Ask average investors about oil and gas shale, and they'll mention stocks tied to Marcellus, Bakken and Eagle Ford. In 2012, however, investors may be talking more about the Monterey Shale in California. But the conversation may center more on Venoco Inc. (VQ) rather than the formation's vast reserves.
The Monterey Shale is five times larger than Eagle Ford, and the EIA believes 15.4 billion barrels, equal to about 64% of all recoverable shale oil in the continental U.S., can be extracted. It runs from Northern California down to Los Angeles. As one of the oldest active formations, it's home to existing exploration and production infrastructure.
Yet, despite its size, investors often overlook it. The majority of players operating in Monterey aren't small independents. Instead, they're majors like Occidental Petroleum (OXY), which controls over 1 million acres and has a market cap of $68 billion, or Canadian Natural Resources, which has 70,000 acres and a $35 billion market cap. Drop down a little and you also have Plains Exploration & Production (PXP), which has 86,000 acres and a market cap of $4 billion.
While Monterey may not have a lot of wildcatting independents ripe for take-over, it does have Venoco Inc., a company that has been riddled with drama over the past decade.
Timothy Marquez and Rod Eson started Venoco back in 1992, reportedly using credit cards to acquire their first California well. Today, the company has 304,000 gross acres in Monterey alone, making it the biggest independent play in the Monterey Shale.

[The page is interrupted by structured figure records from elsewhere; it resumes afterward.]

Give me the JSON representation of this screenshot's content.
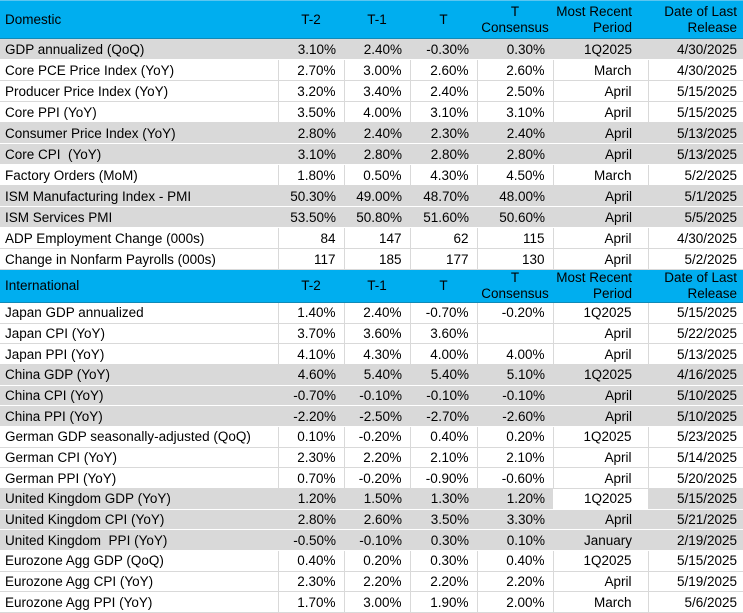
{
  "colors": {
    "section_header_bg": "#00AEEF",
    "shaded_row_bg": "#D9D9D9",
    "grid_line": "#D9D9D9",
    "text": "#000000"
  },
  "table": {
    "header_labels": {
      "t2": "T-2",
      "t1": "T-1",
      "t": "T",
      "consensus": "T\nConsensus",
      "period": "Most Recent\nPeriod",
      "date": "Date of Last\nRelease"
    }
  },
  "sections": [
    {
      "title": "Domestic",
      "rows": [
        {
          "label": "GDP annualized (QoQ)",
          "values": [
            "3.10%",
            "2.40%",
            "-0.30%",
            "0.30%",
            "1Q2025",
            "4/30/2025"
          ],
          "shaded": true
        },
        {
          "label": "Core PCE Price Index (YoY)",
          "values": [
            "2.70%",
            "3.00%",
            "2.60%",
            "2.60%",
            "March",
            "4/30/2025"
          ],
          "shaded": false
        },
        {
          "label": "Producer Price Index (YoY)",
          "values": [
            "3.20%",
            "3.40%",
            "2.40%",
            "2.50%",
            "April",
            "5/15/2025"
          ],
          "shaded": false
        },
        {
          "label": "Core PPI (YoY)",
          "values": [
            "3.50%",
            "4.00%",
            "3.10%",
            "3.10%",
            "April",
            "5/15/2025"
          ],
          "shaded": false
        },
        {
          "label": "Consumer Price Index (YoY)",
          "values": [
            "2.80%",
            "2.40%",
            "2.30%",
            "2.40%",
            "April",
            "5/13/2025"
          ],
          "shaded": true
        },
        {
          "label": "Core CPI  (YoY)",
          "values": [
            "3.10%",
            "2.80%",
            "2.80%",
            "2.80%",
            "April",
            "5/13/2025"
          ],
          "shaded": true
        },
        {
          "label": "Factory Orders (MoM)",
          "values": [
            "1.80%",
            "0.50%",
            "4.30%",
            "4.50%",
            "March",
            "5/2/2025"
          ],
          "shaded": false
        },
        {
          "label": "ISM Manufacturing Index - PMI",
          "values": [
            "50.30%",
            "49.00%",
            "48.70%",
            "48.00%",
            "April",
            "5/1/2025"
          ],
          "shaded": true
        },
        {
          "label": "ISM Services PMI",
          "values": [
            "53.50%",
            "50.80%",
            "51.60%",
            "50.60%",
            "April",
            "5/5/2025"
          ],
          "shaded": true
        },
        {
          "label": "ADP Employment Change (000s)",
          "values": [
            "84",
            "147",
            "62",
            "115",
            "April",
            "4/30/2025"
          ],
          "shaded": false
        },
        {
          "label": "Change in Nonfarm Payrolls (000s)",
          "values": [
            "117",
            "185",
            "177",
            "130",
            "April",
            "5/2/2025"
          ],
          "shaded": false
        }
      ]
    },
    {
      "title": "International",
      "rows": [
        {
          "label": "Japan GDP annualized",
          "values": [
            "1.40%",
            "2.40%",
            "-0.70%",
            "-0.20%",
            "1Q2025",
            "5/15/2025"
          ],
          "shaded": false
        },
        {
          "label": "Japan CPI (YoY)",
          "values": [
            "3.70%",
            "3.60%",
            "3.60%",
            "",
            "April",
            "5/22/2025"
          ],
          "shaded": false
        },
        {
          "label": "Japan PPI (YoY)",
          "values": [
            "4.10%",
            "4.30%",
            "4.00%",
            "4.00%",
            "April",
            "5/13/2025"
          ],
          "shaded": false
        },
        {
          "label": "China GDP (YoY)",
          "values": [
            "4.60%",
            "5.40%",
            "5.40%",
            "5.10%",
            "1Q2025",
            "4/16/2025"
          ],
          "shaded": true
        },
        {
          "label": "China CPI (YoY)",
          "values": [
            "-0.70%",
            "-0.10%",
            "-0.10%",
            "-0.10%",
            "April",
            "5/10/2025"
          ],
          "shaded": true
        },
        {
          "label": "China PPI (YoY)",
          "values": [
            "-2.20%",
            "-2.50%",
            "-2.70%",
            "-2.60%",
            "April",
            "5/10/2025"
          ],
          "shaded": true
        },
        {
          "label": "German GDP seasonally-adjusted (QoQ)",
          "values": [
            "0.10%",
            "-0.20%",
            "0.40%",
            "0.20%",
            "1Q2025",
            "5/23/2025"
          ],
          "shaded": false
        },
        {
          "label": "German CPI (YoY)",
          "values": [
            "2.30%",
            "2.20%",
            "2.10%",
            "2.10%",
            "April",
            "5/14/2025"
          ],
          "shaded": false
        },
        {
          "label": "German PPI (YoY)",
          "values": [
            "0.70%",
            "-0.20%",
            "-0.90%",
            "-0.60%",
            "April",
            "5/20/2025"
          ],
          "shaded": false
        },
        {
          "label": "United Kingdom GDP (YoY)",
          "values": [
            "1.20%",
            "1.50%",
            "1.30%",
            "1.20%",
            "1Q2025",
            "5/15/2025"
          ],
          "shaded": true,
          "period_cell_white": true
        },
        {
          "label": "United Kingdom CPI (YoY)",
          "values": [
            "2.80%",
            "2.60%",
            "3.50%",
            "3.30%",
            "April",
            "5/21/2025"
          ],
          "shaded": true
        },
        {
          "label": "United Kingdom  PPI (YoY)",
          "values": [
            "-0.50%",
            "-0.10%",
            "0.30%",
            "0.10%",
            "January",
            "2/19/2025"
          ],
          "shaded": true
        },
        {
          "label": "Eurozone Agg GDP (QoQ)",
          "values": [
            "0.40%",
            "0.20%",
            "0.30%",
            "0.40%",
            "1Q2025",
            "5/15/2025"
          ],
          "shaded": false
        },
        {
          "label": "Eurozone Agg CPI (YoY)",
          "values": [
            "2.30%",
            "2.20%",
            "2.20%",
            "2.20%",
            "April",
            "5/19/2025"
          ],
          "shaded": false
        },
        {
          "label": "Eurozone Agg PPI (YoY)",
          "values": [
            "1.70%",
            "3.00%",
            "1.90%",
            "2.00%",
            "March",
            "5/6/2025"
          ],
          "shaded": false
        }
      ]
    }
  ]
}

Despite its vast exposure to the formation, Venoco's back-story has given investors pause. In 1998, Enron acquired a 26% stake in Venoco for $60 million, an ill-fated decision that created C-level chaos a few years later when Enron, struggling to sell assets to avert its self-inflicted Armageddon, attempted to sell the stake back to Venoco for $65 million. According to the book Parts per million: The Poisoning of Beverly Hills High School by Joy Horowitz, the offer to sell back to Venoco nearly ended in brawl, as Enron officials cursed co-founder Marquez for his unwillingness to buy back shares and saddle his firm with debt.
Marquez's co-founder Eson, however, was more willing to work with Enron. This created an untenable situation, resulting in Marquez firing Eson and CFO Bill Wineland, only to have that decision later invalidated and reversed by a Delaware court. Once Eson and Wineland returned to Venoco, Marquez was instead forced out. Marquez, however, kept his shares and remained on the board.
Marquez returned to Venoco in 2004, buying out Eson's and Enron's stake for $14 million. Venoco was taken public in 2006, with Marquez retaining 50.3% ownership in a deal which proved very profitable for him. At its high in June 2008, Venoco's market cap topped a billion dollars, as shares traded north of $22. Today, shares trade around $9.50.
This past August, Marquez offered to take the company private again, offering $12.50 per share. On September 26, Venoco's board hired Bank of America Merrill Lynch (BAC) to consider the offer.
Long-term investors are unimpressed. While above recent lows of $7.43, the deal values the stock at less than it has traded for most of the past 18 months. If you bought at less than $3 back in 2009, you're happy. But for many the offer smacks of an attempt by Marquez to double-dip at shareholders' expense. Perhaps instead its aim is to wake up shale hungry competitors, such as Chesapeake (CHK) and Berry Petroleum (BRY), rumored to be locking up Monterey acreage. More likely, it’s a sign of frustration on Marquez's part -- he has watched shares rise markedly for other shale plays with seemingly less production upside than his company.
For the right price, it would seem a savvy buy. The stock will earn nearly $0.80 per share this year and analysts forecast earnings at $0.84 next year. And, that number could go higher thanks to approval for Venoco's new pipeline to its 2,000 bbl/d South Ellwood Field, which may boost Venoco's realized prices by $5-7 per barrel.
In addition to the $87 million in revenue last quarter, the acquirer gets 60,000 Monterey acres held by production. They'll also benefit from Venoco's $250 million in 2011 capital spending, nearly half of which is funding Monterey E&P and could add production next year.
Whether Marquez offer is a starting bid remains to be seen. He controls over 50% of the company, which means an acquirer will need his approval. Only his family can know his intentions and willingness to keep the company. But we do know that he's in his early fifties, has grown children and has become more active in philanthropy near his Denver home, which isn't exactly next door to Venoco's Cupertino, Calif., headquarters.
If he isn't ready to give up the reins, investors could still reap a 30% return if the board accepts his offer. Clearly, investors are skeptical, since shares are trading at a steep discount to the offer. For aggressive investors, taking Venoco with a stop-loss may provide significant upside, assuming one can handle the likely drama. If not, those interested in Monterey should keep a close eye on competitor's earnings calls to see if any new Monterey acreage is reported.